Marx décrivait en 1867 un monde étrangement semblable à l’actuel, mais qui n’est plus le même : « A mesure que diminue régulièrement le nombre de magnats du capital qui usurpent et monopolisent tous les avantages de ce procès de mutation continue, s’accroit le poids de la misère, de l’oppression, de la servitude, de la dégénérescence, de l’exploitation mais aussi de la colère d’une classe ouvrière en constante augmentation, formée, unifiée et organisée par le mécanisme même du procès de production capitaliste ».
Or, le procès de production capitaliste est déconnecté de la circulation des capitaux financiers qui s’accompagne d’une augmentation constante et faramineuse de la dette. Le capitalisme est entré dans un processus de destruction où il détruit toute possibilité de négocier, où seule la lutte à mort peut trancher. Dans ce rouage infernal les syndicats ne sont plus voués qu’à faire de la figuration, en trahissant toujours même les faibles parties de la classe ouvrière qu’ils contrôlent (secteur public surtout car dans le privé ils sont zéro !). Les syndicats ont participé à la constitution de la classe ouvrière en classe ; ils étaient même utiles au capital pour cela, parce que le capital avait besoin de fabriquer cette nouvelle catégorie sociale : l’ouvrier de fabrique, puis d’usine, puis l’employé des diverses industries, avec une « mentalité » de type collectif social et national, où un but commun pouvait émerger (défense nationale) ou diverger (révolution internationale).

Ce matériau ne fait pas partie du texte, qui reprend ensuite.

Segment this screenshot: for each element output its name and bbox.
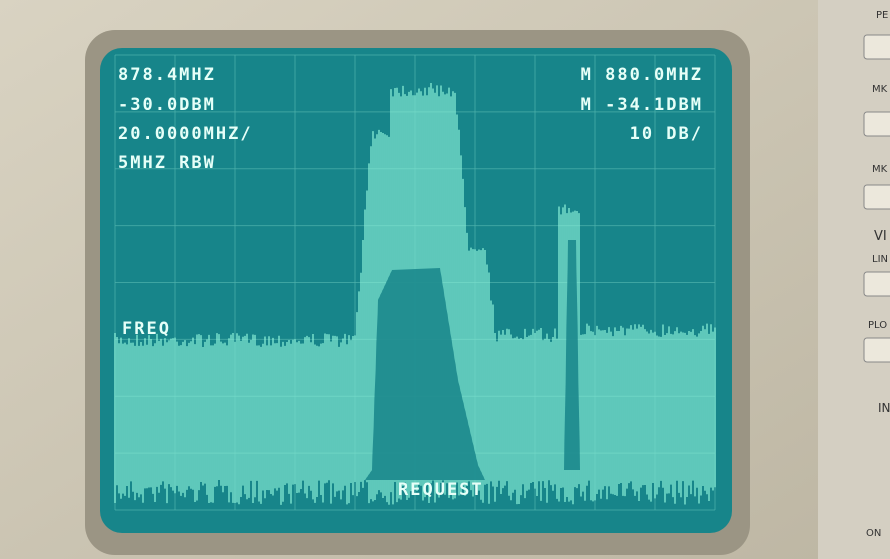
- button[interactable]: [864, 35, 890, 59]
- analyzer-photo: 878.4MHZ -30.0DBM 20.0000MHZ/ 5MHZ RBW M…: [0, 0, 890, 559]
- center-freq: 878.4MHZ: [118, 65, 216, 85]
- span: 20.0000MHZ/: [118, 124, 253, 144]
- freq-label: FREQ: [122, 319, 171, 339]
- panel-label: LIN: [872, 254, 888, 265]
- panel-label: IN: [878, 401, 890, 415]
- marker-level: M -34.1DBM: [581, 95, 703, 115]
- panel-label: MK /O: [872, 84, 890, 95]
- request-label: REQUEST: [398, 480, 484, 500]
- rbw: 5MHZ RBW: [118, 153, 216, 173]
- panel-label: PE FI: [876, 10, 890, 21]
- panel-label: MK: [872, 164, 888, 175]
- button[interactable]: [864, 338, 890, 362]
- marker-freq: M 880.0MHZ: [581, 65, 703, 85]
- scale: 10 DB/: [630, 124, 703, 144]
- button[interactable]: [864, 112, 890, 136]
- button[interactable]: [864, 272, 890, 296]
- panel-label: ON: [866, 528, 881, 539]
- panel-label: VI: [874, 229, 887, 244]
- panel-label: PLO: [868, 320, 887, 331]
- ref-level: -30.0DBM: [118, 95, 216, 115]
- button[interactable]: [864, 185, 890, 209]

Les syndicats n’ont plus été la seule forme d’organisation des ouvriers en lutte dès le début du XXème siècle. Il est consternant d’avoir à le rappeler. Pas seulement les révolutions russe et allemande, mais toutes les luttes des années 1920 jusqu’à la deuxième boucherie mondiale ont montré que le prolétariat savait créer de multiples organisations de type collectif et de classe : comités, conseils, soviets, etc. Nombre de ces organismes ne se sont pas créés à partir d’une grève ou d’une entreprise mais d’un « besoin » de lutter et de se regrouper contre la répression, contre la guerre, contre des abus, etc. Cette créativité, ou plutôt les ingrédients pour l’apparition de ces formes de la lutte de la classe révolutionnaire (n’en déplaise aux bobos modernistes et écologisés qui n’ont jamais rien su du mode de vie ouvrier) s’accumulent, certes lentement, et à nouveau.

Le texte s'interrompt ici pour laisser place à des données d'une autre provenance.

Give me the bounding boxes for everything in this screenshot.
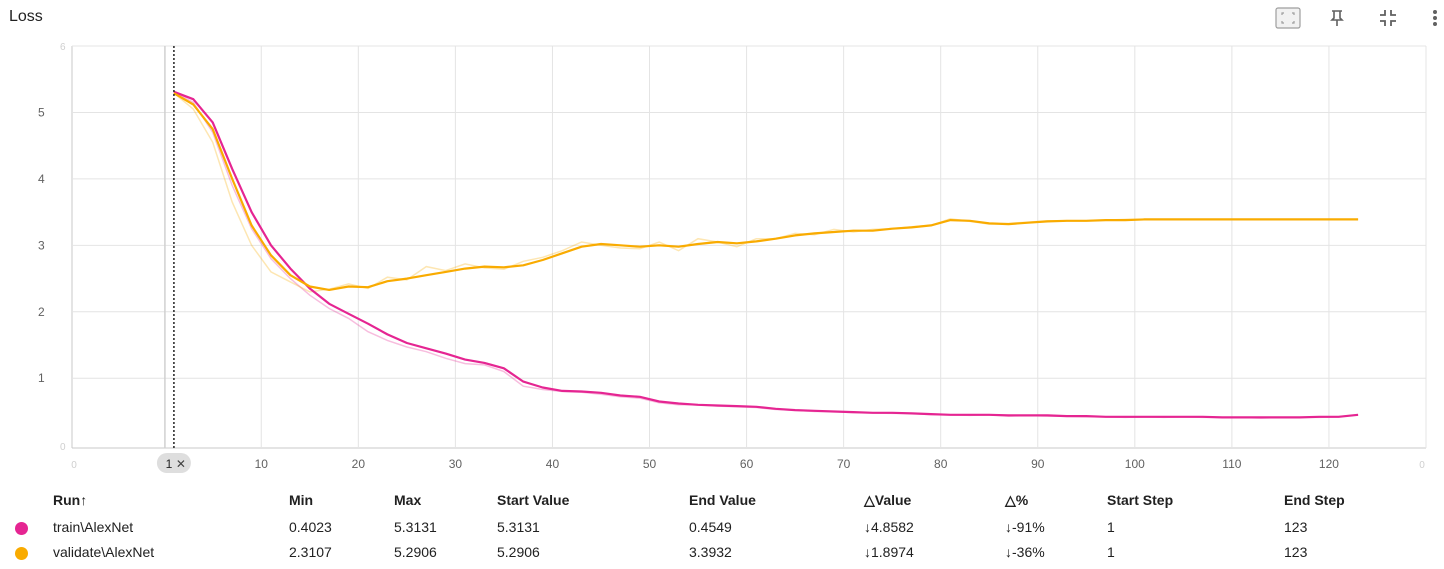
min-value: 0.4023 — [289, 519, 332, 535]
x-tick-label: 100 — [1125, 457, 1145, 471]
table-row: train\AlexNet 0.4023 5.3131 5.3131 0.454… — [0, 517, 1444, 539]
min-value: 2.3107 — [289, 544, 332, 560]
y-tick-label: 5 — [38, 105, 45, 119]
cursor-chip[interactable] — [156, 453, 191, 473]
start-value: 5.3131 — [497, 519, 540, 535]
x-tick-label: 50 — [643, 457, 657, 471]
header-end-value[interactable]: End Value — [689, 492, 756, 508]
start-step: 1 — [1107, 544, 1115, 560]
series-smoothed-line — [173, 90, 1359, 419]
header-max[interactable]: Max — [394, 492, 422, 508]
header-delta-value[interactable]: △Value — [864, 492, 912, 508]
y-tick-label: 2 — [38, 305, 45, 319]
x-tick-label: 120 — [1319, 457, 1339, 471]
end-value: 3.3932 — [689, 544, 732, 560]
end-step: 123 — [1284, 544, 1308, 560]
y-tick-label: 3 — [38, 238, 45, 252]
delta-value: ↓1.8974 — [864, 544, 914, 560]
more-vert-icon[interactable] — [1421, 4, 1444, 32]
start-step: 1 — [1107, 519, 1115, 535]
y-tick-label-faint: 6 — [60, 42, 66, 53]
run-color-dot — [15, 522, 28, 535]
x-tick-label-faint: 0 — [1419, 460, 1425, 471]
chart-series — [173, 90, 1359, 419]
series-smoothed-line — [173, 92, 1359, 291]
delta-value: ↓4.8582 — [864, 519, 914, 535]
header-start-step[interactable]: Start Step — [1107, 492, 1174, 508]
step-cursor: 1 ✕ — [156, 46, 191, 473]
x-tick-label: 110 — [1222, 457, 1241, 471]
cursor-step-label: 1 — [166, 457, 173, 471]
header-delta-percent[interactable]: △% — [1005, 492, 1029, 508]
table-header: Run↑ Min Max Start Value End Value △Valu… — [0, 490, 1444, 512]
x-tick-label: 80 — [934, 457, 948, 471]
header-start-value[interactable]: Start Value — [497, 492, 570, 508]
close-icon[interactable]: ✕ — [176, 457, 186, 471]
y-tick-label-faint: 0 — [60, 442, 66, 453]
run-name: validate\AlexNet — [53, 544, 155, 560]
series-raw-line — [173, 91, 1359, 419]
delta-percent: ↓-36% — [1005, 544, 1045, 560]
delta-percent: ↓-91% — [1005, 519, 1045, 535]
y-tick-label: 1 — [38, 371, 45, 385]
x-tick-label: 10 — [255, 457, 269, 471]
x-tick-label: 70 — [837, 457, 851, 471]
series-raw-line — [173, 92, 1359, 293]
run-name: train\AlexNet — [53, 519, 134, 535]
header-end-step[interactable]: End Step — [1284, 492, 1345, 508]
x-tick-label-faint: 0 — [71, 460, 77, 471]
table-row: validate\AlexNet 2.3107 5.2906 5.2906 3.… — [0, 542, 1444, 564]
x-tick-label: 60 — [740, 457, 754, 471]
x-tick-label: 40 — [546, 457, 560, 471]
chart-grid — [71, 45, 1427, 449]
y-tick-label: 4 — [38, 172, 45, 186]
x-tick-label: 30 — [449, 457, 463, 471]
max-value: 5.3131 — [394, 519, 437, 535]
run-color-dot — [15, 547, 28, 560]
end-value: 0.4549 — [689, 519, 732, 535]
start-value: 5.2906 — [497, 544, 540, 560]
sort-arrow-icon: ↑ — [80, 492, 88, 508]
card-title: Loss — [9, 8, 43, 25]
header-run[interactable]: Run↑ — [53, 492, 88, 508]
end-step: 123 — [1284, 519, 1308, 535]
header-min[interactable]: Min — [289, 492, 314, 508]
pin-icon[interactable] — [1323, 4, 1351, 32]
x-tick-label: 90 — [1031, 457, 1045, 471]
x-tick-label: 20 — [352, 457, 366, 471]
fit-to-domain-icon[interactable] — [1274, 4, 1302, 32]
collapse-icon[interactable] — [1374, 4, 1402, 32]
max-value: 5.2906 — [394, 544, 437, 560]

La tâche des prolétaires conscients, révoltés, en colère sourde, qui vomissent les exigences d’une hiérarchie dictatoriale, néo-nazie, ultra-con ou ce que vous voudrez, reste semblable historiquement à l’action de nos ancêtres et à leur obsession révolutionnaire : se regrouper même petitement au début, faire appel aux autres secteurs, défiler, aller frapper aux portes, ouvrir des discussions de rue en tant que prolétariat en lutte pas en tant qu’indignés frileux. En affirmant que hors de cette dynamique d’extension ne réside que des défaites, encore des défaites et des suicides toujours.

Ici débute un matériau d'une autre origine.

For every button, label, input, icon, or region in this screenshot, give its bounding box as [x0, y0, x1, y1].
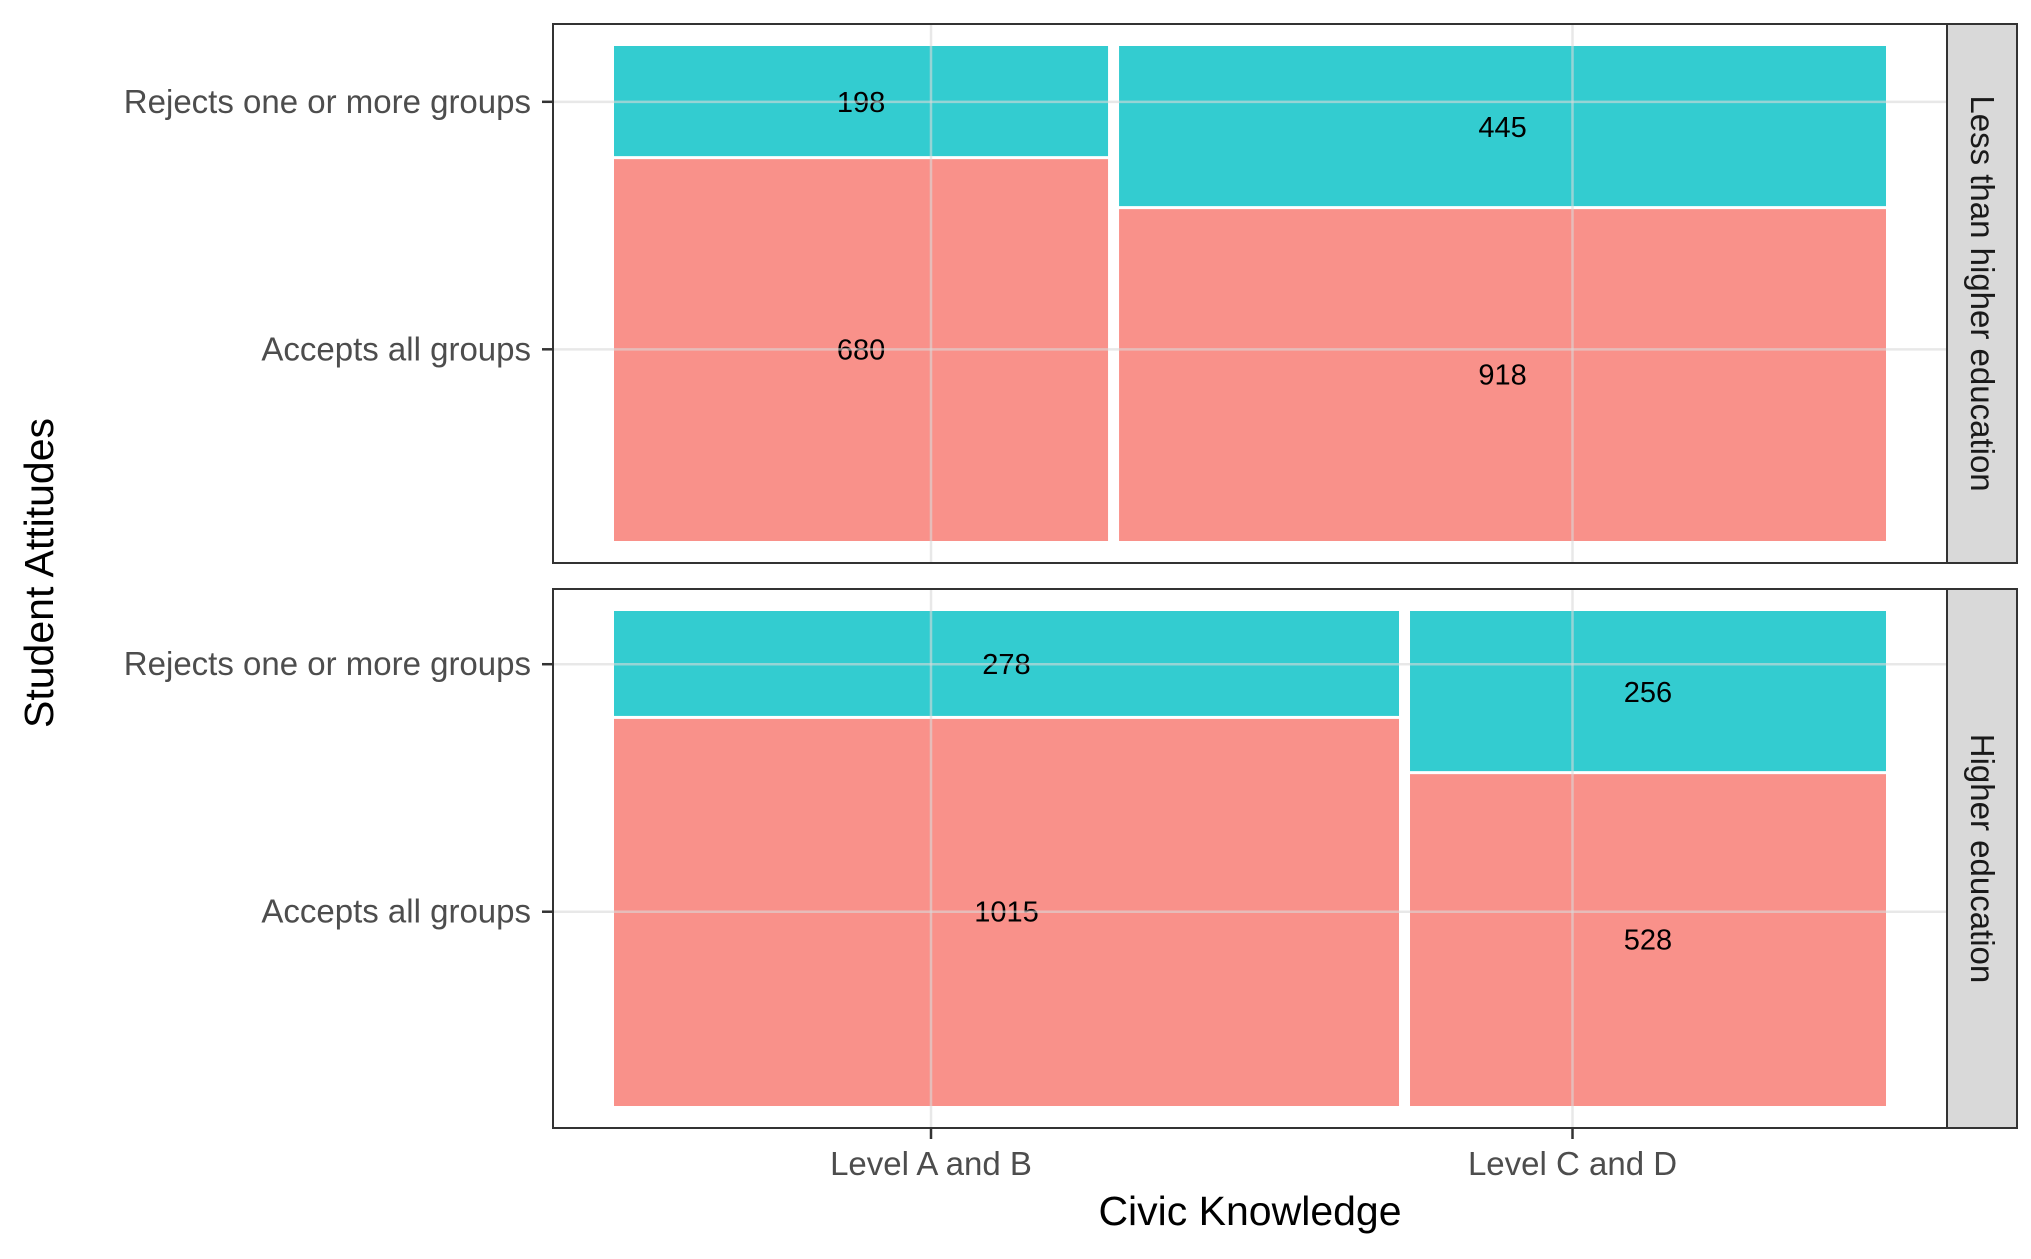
facet-strip-label: Less than higher education [1964, 95, 2001, 491]
cell-label-accepts: 918 [1478, 359, 1526, 391]
cell-label-rejects: 445 [1478, 112, 1526, 144]
y-axis-title: Student Attitudes [16, 418, 62, 728]
y-tick-label: Accepts all groups [261, 893, 531, 930]
x-tick-label: Level A and B [830, 1145, 1032, 1182]
panel-grid [553, 589, 1947, 1128]
y-tick-label: Rejects one or more groups [124, 83, 531, 120]
facet-strip [1946, 588, 2018, 1129]
tile-rejects [1410, 611, 1886, 772]
tile-accepts [1119, 209, 1886, 541]
facet-strip-label: Higher education [1964, 734, 2001, 984]
facet-strip [1946, 23, 2018, 564]
y-tick-label: Rejects one or more groups [124, 645, 531, 682]
cell-label-accepts: 528 [1624, 924, 1672, 956]
cell-label-rejects: 256 [1624, 677, 1672, 709]
tile-accepts [1410, 774, 1886, 1106]
tile-rejects [1119, 46, 1886, 207]
x-tick-label: Level C and D [1468, 1145, 1677, 1182]
axes-layer: Rejects one or more groups Accepts all gr… [124, 83, 1677, 1182]
x-axis-title: Civic Knowledge [1098, 1188, 1401, 1234]
y-tick-label: Accepts all groups [261, 330, 531, 367]
panel-grid [553, 24, 1947, 563]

Dans cette dynamique renaîtra et se développera le projet de renversement du capital en vue de l’établissement d’une société enfin humaine. Contre la société de consolation par la drogue, le fric et la violence. Et conclure avec Rosa Luxemburg et Prudhommeaux que la classe ouvrière peut: « … prendre conscience par elle- même des développements historiques accélérés qui la mettent en face de sa tâche ou de son suicide, et se lancer à corps perdu dans une mêlée où les prolétaires «ont un monde à gagner, et tout au plus des chaînes à perdre».